Tech, not policy, will save Nature
At COP16, everyday a new version of the DSI (Digital Sequence Information) is released.
This topic exemplifies how a technical issue has become entangled in historical and political debate and how, despite over a decade of discussions, DSI remains contentious and, arguably, increasingly irrelevant.
The sequences now labeled as DSI are seen by some as a potential loophole in the Nagoya Protocol, allowing industrialized countries to sidestep benefit-sharing obligations. But in reality, there is no loophole. DSI is not an independent genetic resource; each digital sequence represents DNA from an organism already covered by the Nagoya Protocol or national laws like Brazil’s Law 13123.
The real issue lies with publicly accessible biodiversity sequences, mostly generated before Nagoya, by academic research funded with public money. These projects required sequences to be made openly available in international databases, mostly in the US, Europe, and Japan, to advance science. It is practically impossible to trace the original source of this publicly accessible biological information or apply ABS measures to it.
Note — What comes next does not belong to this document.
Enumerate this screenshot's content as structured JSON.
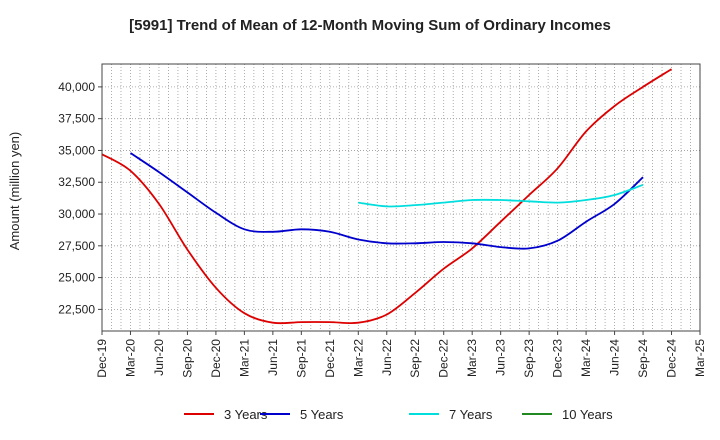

This document appears less about practical solutions and more as a response from biodiversity-rich but technology-poor countries to the perceived sidestepping of benefit-sharing obligations. Yet, I have not seen any technical or economic analysis of the actual potential of these public sequences to drive the bioeconomy or of the feasibility and cost of enforcing new DSI regulations.
In the above image, presented by biotech company Basecamp Research, in orange you can see sequences subject to the DSI debate: they were largely generated over the past 30-40 years, are often low-quality, poorly annotated, and hard to trace. New sequences, obtained under ABS agreements and produced by new sequencing technologies, are high-quality, carefully annotated and fully traceable. The volume of these new sequences is about 10 times that of the old ones. Training an AI model on the data in question under DSI would yield a poorly trained model, leaving it uncompetitive.
The Nagoya Protocol and Brazilian legislation are sound legal instruments that give us all we need to move forward. While we are stalled in discussions about reparations—caught in what Nelson Rodrigues would call our “underdog complex”, high tech countries are using their technology advantage to move even further away.
With technological advances, sequencing a human genome now costs under $1,000, down from $100 million in 2001. Tools like CRISPR are democratizing access to the bioeconomy. Instead of creating new policies for public DSI data, we need to move beyond this mindset and focus on training a new generation of scientists capable of transforming our genetic resources into wealth.
Is in technology that we need to advance, not policy! Without technology, the forest remains just another commodity.